A representative survey of the Andalusian population between 18 and 95 years old was used. Name of the Survey: “Barometer about mobile health apps” (March 2016, ACSA, Andalusian Agency for Healthcare Quality, N = 1069; the level of trust is 97% y P = 0.5. Maximum sampling error for global data ± 3%) Technique: Exploratory Factor Analysis and Boosted Regression Trees.


In Andalusia (A region with 8,5M inhabitants), 70.9% of the population has a device (tablet, mobile phone and/or wearable) with an internet connection. This is nearly 4.8 millions of inhabitants. The mHealth Acceptance Index (mHAI) was designed in order to gather the citizen’s perception about the different dimensions to which the mHealth apps could positively impact, both individually and collectively, the population. The correlations between the 10 variables used were mostly of the cases greater than 0.40 (range = 0.381–0.725) (test KMO = 0.93; explained variance of the 1st factor = 54%). While 35.7% of the population would be willing to pay for a private mHealth app, as long as it was supervised by the Public Administration so it would guarantee the safety and quality of the content included in such application, 45% would not be willing to pay anything. Such percentages do not depend on the nature of the mHealth app, whether it is private or public. The BRT model achieved a high predictive precision using the Area Under the Curve as a goodness of fit measure. The Area Under the Curve (AUC) = 0.75. Being young and having a high acceptance of mobile technology for healthcare systems, personal health management, and doctor/patients interaction could accumulate more than the half of the predictive capacity to explain the willingness to pay for a government-approved mHealth app.

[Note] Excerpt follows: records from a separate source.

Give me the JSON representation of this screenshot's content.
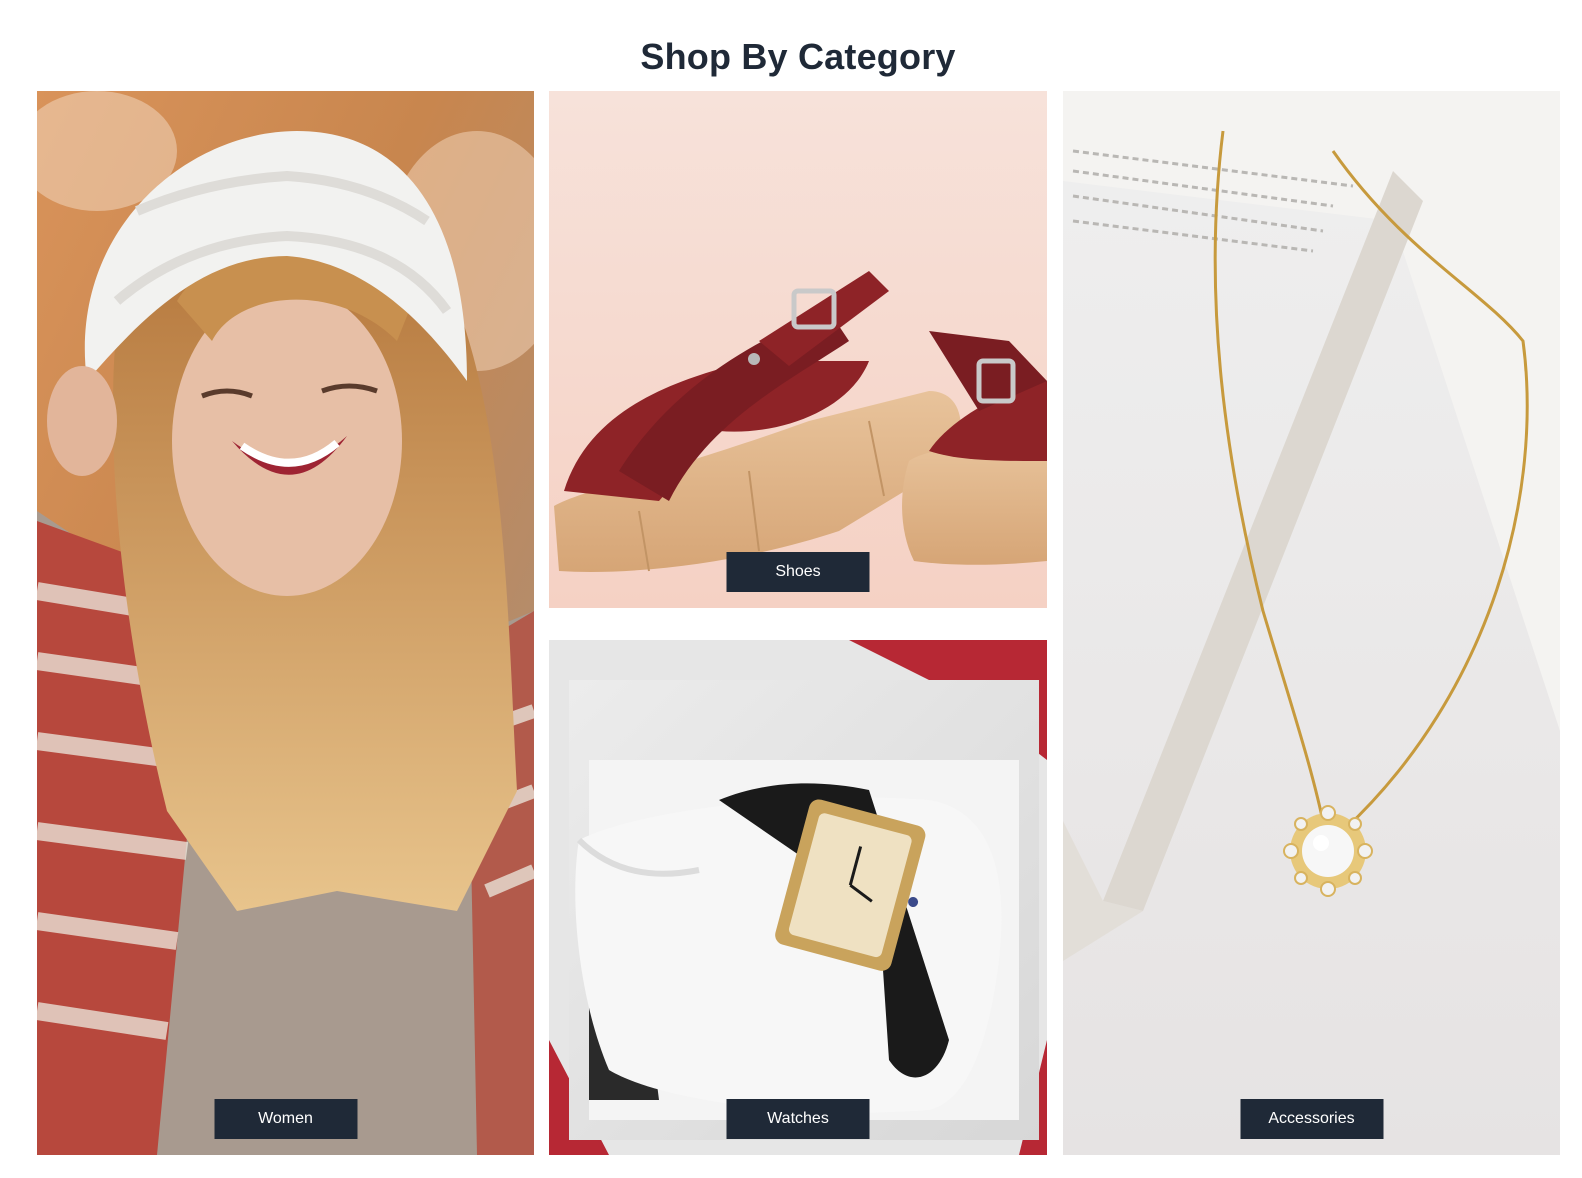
{
  "page": {
    "title": "Shop By Category"
  },
  "categories": [
    {
      "id": "women",
      "label": "Women",
      "image": "smiling-woman-in-knit-hat-photo"
    },
    {
      "id": "shoes",
      "label": "Shoes",
      "image": "red-platform-sandals-photo"
    },
    {
      "id": "watches",
      "label": "Watches",
      "image": "wristwatch-on-pillow-photo"
    },
    {
      "id": "accessories",
      "label": "Accessories",
      "image": "gold-necklace-on-book-photo"
    }
  ],
  "colors": {
    "label_background": "#1f2937",
    "label_text": "#ffffff",
    "title_text": "#1f2937"
  }
}
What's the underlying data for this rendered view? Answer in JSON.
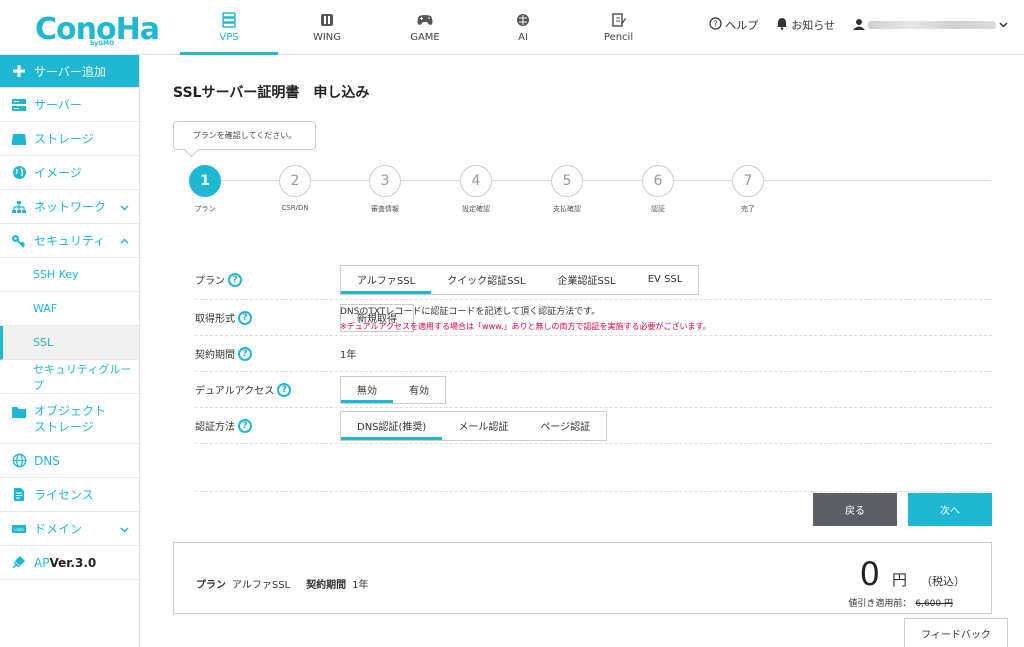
{
  "brand": {
    "name": "ConoHa",
    "sub": "byGMO",
    "color": "#1fb8d4"
  },
  "topnav": [
    {
      "label": "VPS",
      "icon": "server-icon",
      "active": true
    },
    {
      "label": "WING",
      "icon": "wing-icon"
    },
    {
      "label": "GAME",
      "icon": "gamepad-icon"
    },
    {
      "label": "AI",
      "icon": "brain-icon"
    },
    {
      "label": "Pencil",
      "icon": "pencil-icon"
    }
  ],
  "header_right": {
    "help": "ヘルプ",
    "notice": "お知らせ"
  },
  "sidebar": {
    "add": "サーバー追加",
    "server": "サーバー",
    "storage": "ストレージ",
    "image": "イメージ",
    "network": "ネットワーク",
    "security": "セキュリティ",
    "ssh": "SSH Key",
    "waf": "WAF",
    "ssl": "SSL",
    "secgroup": "セキュリティグループ",
    "object1": "オブジェクト",
    "object2": "ストレージ",
    "dns": "DNS",
    "license": "ライセンス",
    "domain": "ドメイン",
    "api_prefix": "AP",
    "api_version": "Ver.3.0"
  },
  "page": {
    "title": "SSLサーバー証明書　申し込み",
    "tooltip": "プランを確認してください。"
  },
  "steps": [
    {
      "num": "1",
      "label": "プラン"
    },
    {
      "num": "2",
      "label": "CSR/DN"
    },
    {
      "num": "3",
      "label": "審査情報"
    },
    {
      "num": "4",
      "label": "設定確認"
    },
    {
      "num": "5",
      "label": "支払確認"
    },
    {
      "num": "6",
      "label": "認証"
    },
    {
      "num": "7",
      "label": "完了"
    }
  ],
  "form": {
    "plan_label": "プラン",
    "plan_options": [
      "アルファSSL",
      "クイック認証SSL",
      "企業認証SSL",
      "EV SSL"
    ],
    "type_label": "取得形式",
    "type_option": "新規取得",
    "period_label": "契約期間",
    "period_value": "1年",
    "dual_label": "デュアルアクセス",
    "dual_options": [
      "無効",
      "有効"
    ],
    "auth_label": "認証方法",
    "auth_options": [
      "DNS認証(推奨)",
      "メール認証",
      "ページ認証"
    ],
    "desc": "DNSのTXTレコードに認証コードを記述して頂く認証方法です。",
    "warning": "※デュアルアクセスを適用する場合は「www.」ありと無しの両方で認証を実施する必要がございます。"
  },
  "buttons": {
    "back": "戻る",
    "next": "次へ"
  },
  "summary": {
    "plan_label": "プラン",
    "plan_value": "アルファSSL",
    "period_label": "契約期間",
    "period_value": "1年",
    "price": "0",
    "yen": "円",
    "tax": "（税込）",
    "pre_label": "値引き適用前：",
    "pre_value": "6,600 円"
  },
  "feedback": "フィードバック"
}
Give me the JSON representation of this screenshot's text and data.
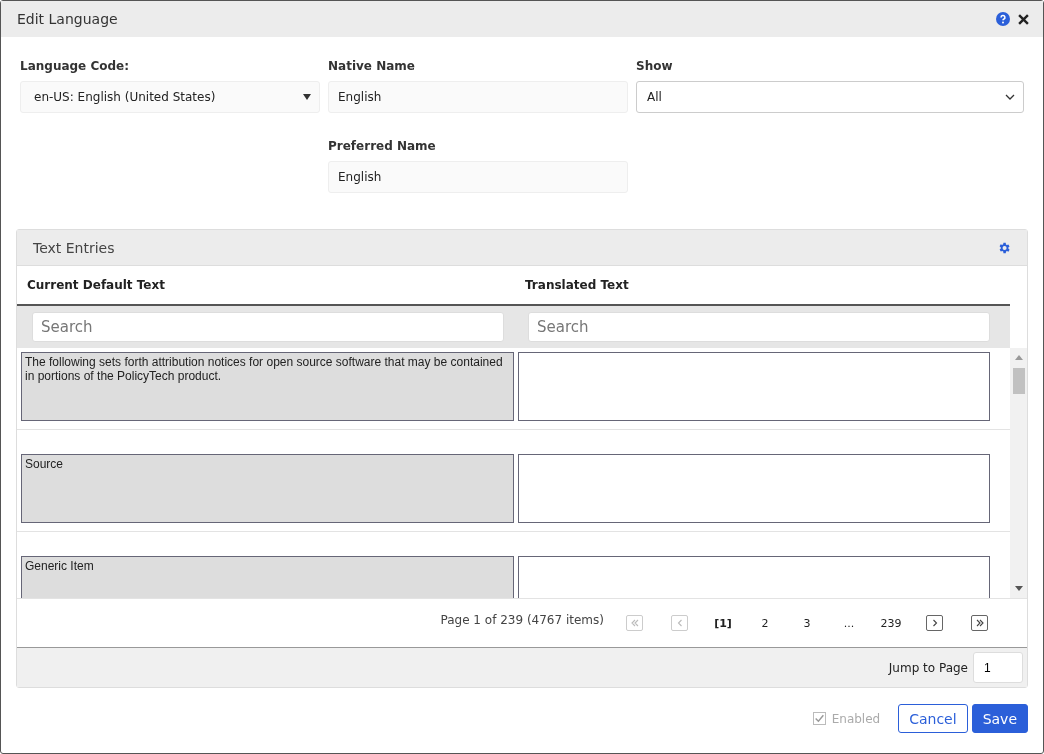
{
  "window": {
    "title": "Edit Language"
  },
  "form": {
    "language_code": {
      "label": "Language Code:",
      "value": "en-US: English (United States)"
    },
    "native_name": {
      "label": "Native Name",
      "value": "English"
    },
    "show": {
      "label": "Show",
      "value": "All"
    },
    "preferred_name": {
      "label": "Preferred Name",
      "value": "English"
    }
  },
  "text_entries": {
    "title": "Text Entries",
    "columns": [
      "Current Default Text",
      "Translated Text"
    ],
    "search_placeholders": [
      "Search",
      "Search"
    ],
    "rows": [
      {
        "default_text": "The following sets forth attribution notices for open source software that may be contained in portions of the PolicyTech product."
      },
      {
        "default_text": "Source"
      },
      {
        "default_text": "Generic Item"
      }
    ],
    "pager": {
      "summary": "Page 1 of 239 (4767 items)",
      "first": {
        "disabled": true
      },
      "prev": {
        "disabled": true
      },
      "pages": [
        {
          "label": "[1]",
          "selected": true
        },
        {
          "label": "2",
          "selected": false
        },
        {
          "label": "3",
          "selected": false
        },
        {
          "label": "...",
          "selected": false
        },
        {
          "label": "239",
          "selected": false
        }
      ],
      "next": {
        "disabled": false
      },
      "last": {
        "disabled": false
      }
    },
    "jump": {
      "label": "Jump to Page",
      "value": "1"
    }
  },
  "footer": {
    "enabled": {
      "label": "Enabled",
      "checked": true,
      "disabled": true
    },
    "buttons": [
      {
        "label": "Cancel",
        "kind": "secondary"
      },
      {
        "label": "Save",
        "kind": "primary"
      }
    ]
  }
}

The quality and safety of mobile applications in the field of health are gaining more and more importance among policymakers. The conclusions of this study reveal how the age interaction and a positive perception of the effects of mobile health play an important role in the willingness to pay for mobile health applications, whose quality and safety are guaranteed. Due to the unavoidable generational renewal, we can expect that the demand for quality mobile health applications continue increasing and we will need accreditation and certification models for such applications in markets.